Segundo a defesa de Santos, o vocalista da banda apenas recebia os fogos de artifício que faziam parte do roteiro prévio dos shows – a pirotecnia era considerada uma atração à parte nas apresentações da Gurizada Fandangueira. Quem decidia sobre a sua utilização eram o dono da banda, o gaiteiro Danilo Jaques, que morreu no incêndio, e o empresário Elissandro Spohr, o Kiko, sócio da Kiss.

No interrogatório, Santos reafirmou que recebeu o sinalizador na madrugada de 27 de janeiro já aceso do produtor Luciano Bonilha Leão, que depõe nesta quarta-feira (25), e que nunca teve instrução sobre a utilização dos fogos ou um eventual combate a incêndio. Além disso, afirmou que direcionou o jato para o lado – e não para cima.

De acordo com o interrogatório, era Spohr quem autorizava o uso dos fogos na casa noturna. “O Kiko estava sempre na boate, ele via tudo. O Mauro [Hoffmann, outro sócio da Kiss] só vi uma vez lá dentro”, depôs.

Na fase do inquérito, Santos afirmou que a Kiss estava superlotada na madrugada do incêndio e que Elisandro Spohr nunca fez comentários para que fosse feito “uso moderado” dos efeitos pirotécnicos, devido ao risco. O réu afirmou também que havia fogos de artifício colados em garrafas de espumante.

Ouvido pelo juiz Ulisses Louzada e também questionado pela promotoria, o réu também se defendeu das acusações de que não ajudou as vítimas do incêndio. “Quando vimos que o fogo estava fora de controle, me deram o extintor e achei que ia funcionar.
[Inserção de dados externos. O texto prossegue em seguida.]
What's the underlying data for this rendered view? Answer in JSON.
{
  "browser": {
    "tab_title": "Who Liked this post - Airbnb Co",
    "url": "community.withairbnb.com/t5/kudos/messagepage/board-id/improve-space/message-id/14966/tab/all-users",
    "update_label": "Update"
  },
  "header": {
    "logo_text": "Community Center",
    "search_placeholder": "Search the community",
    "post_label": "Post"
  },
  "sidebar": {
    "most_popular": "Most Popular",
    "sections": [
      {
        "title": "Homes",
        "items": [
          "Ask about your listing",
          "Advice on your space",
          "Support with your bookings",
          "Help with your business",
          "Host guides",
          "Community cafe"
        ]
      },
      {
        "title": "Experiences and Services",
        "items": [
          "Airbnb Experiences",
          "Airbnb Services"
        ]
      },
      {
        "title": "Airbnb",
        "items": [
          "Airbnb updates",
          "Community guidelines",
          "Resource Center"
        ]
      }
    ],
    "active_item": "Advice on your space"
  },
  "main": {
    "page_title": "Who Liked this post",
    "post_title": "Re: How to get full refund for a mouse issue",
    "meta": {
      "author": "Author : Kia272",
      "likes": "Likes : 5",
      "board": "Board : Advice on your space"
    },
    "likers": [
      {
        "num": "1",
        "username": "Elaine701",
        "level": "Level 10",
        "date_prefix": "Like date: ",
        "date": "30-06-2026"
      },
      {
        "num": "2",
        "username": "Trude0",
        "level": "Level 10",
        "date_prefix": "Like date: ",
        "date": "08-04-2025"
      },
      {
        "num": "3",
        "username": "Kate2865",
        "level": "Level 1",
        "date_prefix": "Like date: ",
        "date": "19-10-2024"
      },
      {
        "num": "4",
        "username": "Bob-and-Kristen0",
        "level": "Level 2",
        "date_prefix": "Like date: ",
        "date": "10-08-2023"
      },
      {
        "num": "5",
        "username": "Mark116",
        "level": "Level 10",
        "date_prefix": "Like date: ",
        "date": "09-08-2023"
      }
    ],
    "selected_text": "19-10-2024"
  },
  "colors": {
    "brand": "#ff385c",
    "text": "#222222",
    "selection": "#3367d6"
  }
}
Mas eu desmaiei perto do palco e acordei na rua”, disse. Santos declarou que entendia “a dor de todo mundo” e que, por isso, gostaria de “pedir perdão” pelas mortes.

O presidente da Associação das Vítimas e Sobreviventes da Tragédia de Santa Maria, Sérgio da Silva, se disse decepcionado com o depoimento. “Estamos desacreditados na Justiça. Ele veio aqui e disse as mesmas coisas que 70, 80 testemunhas já disseram. Não houve contundência da acusação”, criticou.

O próximo réu a depor, nesta quarta-feira (25), é o produtor da banda Gurizada Fandangueira, Luciano Bonilha Leão. Na próxima terça-feira (1) é a vez de Elissandro Spohr e, na quarta (2), de Mauro Hoffmann – ele vai depor no Fórum de Porto Alegre porque tem endereço fixo na capital.

Os quatro réus são acusados de homicídio qualificado por motivo torpe (obtenção de lucro) e emprego de fogo, asfixia ou outro meio cruel que resultou em perigo comum – 242 vezes consumado e 636 vezes tentado, com dolo eventual, ou seja, os acusados não tinham a intenção de matar, mas assumiram o risco de causar a morte das vítimas.

Os principais fatores que contribuíram para a tragédia, segundo a polícia, foram o material empregado para isolamento acústico (espuma irregular e inflamável), uso de sinalizador em ambiente fechado, saída única, indício de superlotação e falhas nos extintores de incêndio.